Perry was the longest-serving governor of Texas — 14 years over three terms. Since energy is such a big part of the Texas economy, supporters say Perry is an obvious choice for the Cabinet position.
But the department is about more than energy. It also keeps the country's nuclear weapons safe and oversees 17 national laboratories.
Nuclear security is an area where Perry is likely to get questioned by senators, since he has had little experience with the topic.
"DOE is fundamentally a science, technology and innovation organization," wrote current Secretary of Energy Ernest Moniz in his Cabinet exit memo. Moniz is a nuclear physicist and his predecessor, Steven Chu, was a physicist. Chu shared with several colleagues the 1997 Nobel Prize in Physics.
Perry does not have a science background. It's not a requirement — previous secretaries who were not scientists have served in the role.
Delisi says the way Perry manages will compensate for his lack of scientific knowledge. "His leadership style is to hire the best people and have them around him. And listen to all points of view and take them in before he makes a decision," she says.
But that doesn't satisfy Perry's critics. As a presidential candidate, Perry has questioned the science behind climate change. At one point he accused scientists of manipulating global warming data for financial gain.
Among Perry's critics, few are as colorful as Tom "Smitty" Smith, director of Public Citizen's Texas office. Referring to Perry, Smith says, "He's not the brightest bulb in the chandelier, but he flickers to life when somebody comes up and makes a campaign contribution to him."
Smith has known Perry for much of the former governor's political career in Texas. When a conflict came down to protecting the environment or helping business, Smith says Perry reliably chose business.
"In Texas we have a saying that, 'You dance with them that brung you,' " says Smith. Look at Perry's campaign contributions, and the oil and gas industry is at the top of the list.
After his term as governor, Perry deepened those ties by serving on the board of several pipeline companies. He was a director at Energy Transfer Partners, the company building the controversial Dakota Access Pipeline. Since being nominated, the Austin Statesman-American reports, Perry has cut those ties.
Smith and some environmentalists do have praise for Perry on one topic: wind energy. Texas is the largest producer of wind power in the country.

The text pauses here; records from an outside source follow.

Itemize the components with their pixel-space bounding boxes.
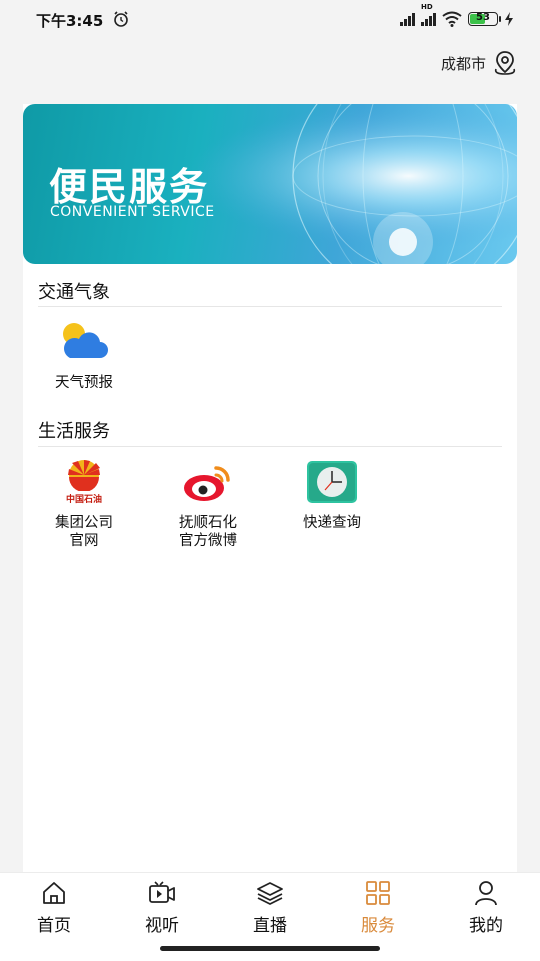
- weather-icon: [63, 323, 108, 358]
- services-panel: 便民服务 CONVENIENT SERVICE 交通气象 天气预报 生活服务 中…: [23, 104, 517, 872]
- nav-video-label: 视听: [145, 916, 179, 936]
- hd-label: HD: [421, 3, 433, 11]
- user-icon: [475, 881, 497, 906]
- section-divider: [38, 306, 502, 307]
- grid-icon: [366, 881, 390, 905]
- home-indicator[interactable]: [160, 946, 380, 951]
- nav-home-label: 首页: [37, 916, 71, 936]
- nav-home[interactable]: 首页: [0, 879, 108, 936]
- service-express-query[interactable]: 快递查询: [277, 458, 387, 532]
- service-weibo[interactable]: 抚顺石化 官方微博: [153, 458, 263, 550]
- charging-icon: [505, 12, 513, 26]
- wifi-icon: [442, 11, 462, 27]
- service-weather-label: 天气预报: [55, 375, 113, 391]
- service-weather[interactable]: 天气预报: [29, 318, 139, 392]
- services-banner: 便民服务 CONVENIENT SERVICE: [23, 104, 517, 264]
- nav-mine-label: 我的: [469, 916, 503, 936]
- nav-services[interactable]: 服务: [324, 879, 432, 936]
- clock-icon: [307, 461, 357, 503]
- service-group-website[interactable]: 中国石油 集团公司 官网: [29, 458, 139, 550]
- signal-hd-icon: HD: [421, 3, 436, 26]
- location-selector[interactable]: 成都市: [441, 50, 518, 76]
- section-divider: [38, 446, 502, 447]
- section-title-life-services: 生活服务: [38, 421, 110, 442]
- location-city: 成都市: [440, 54, 486, 73]
- section-title-traffic-weather: 交通气象: [38, 282, 110, 303]
- map-pin-icon: [494, 51, 516, 75]
- nav-live-label: 直播: [253, 916, 287, 936]
- battery-icon: 53: [468, 12, 501, 26]
- banner-title: 便民服务: [49, 165, 210, 209]
- service-express-query-label: 快递查询: [303, 515, 361, 531]
- banner-subtitle: CONVENIENT SERVICE: [50, 204, 215, 220]
- petrochina-logo-text: 中国石油: [65, 495, 102, 505]
- alarm-icon: [114, 11, 128, 27]
- layers-icon: [257, 882, 283, 905]
- home-icon: [43, 882, 65, 904]
- nav-live[interactable]: 直播: [216, 879, 324, 936]
- petrochina-logo-icon: [68, 460, 100, 491]
- status-bar: 下午3:45 HD 53: [0, 0, 540, 40]
- nav-mine[interactable]: 我的: [432, 879, 540, 936]
- video-icon: [149, 881, 175, 903]
- service-group-website-label: 集团公司 官网: [55, 515, 113, 549]
- weibo-icon: [184, 466, 230, 501]
- nav-video[interactable]: 视听: [108, 879, 216, 936]
- nav-services-label: 服务: [361, 916, 395, 936]
- signal-icon: [400, 12, 415, 26]
- service-weibo-label: 抚顺石化 官方微博: [179, 515, 237, 549]
- battery-level: 53: [476, 12, 490, 23]
- status-time: 下午3:45: [36, 12, 104, 30]
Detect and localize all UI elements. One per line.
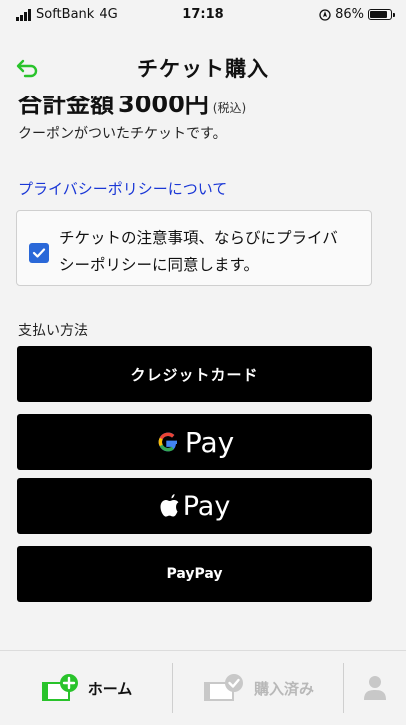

"When Gov. Perry took office in 2000, there was only 115 megawatts of wind power in his state," says Jennifer Layke, global director of the World Resources Institute's Energy Program.
Smith says that's because as governor, Perry's administration pioneered a program to build transmission lines from the windiest parts of Texas to the cities where the electricity is consumed. That encouraged companies to build new wind facilities because they were assured they could sell the electricity generated.
Layke hopes that success will inform Perry's tenure as energy secretary if the Senate confirms his nomination.
"On renewable energy and energy efficiency, we're looking for a broad view that these technologies will continue to be supported by the federal government," says Layke.
As the hearing gets underway on Thursday, Layke says because of the job creation potential in renewable energy, she thinks that's something Rick Perry and the Trump administration could get behind.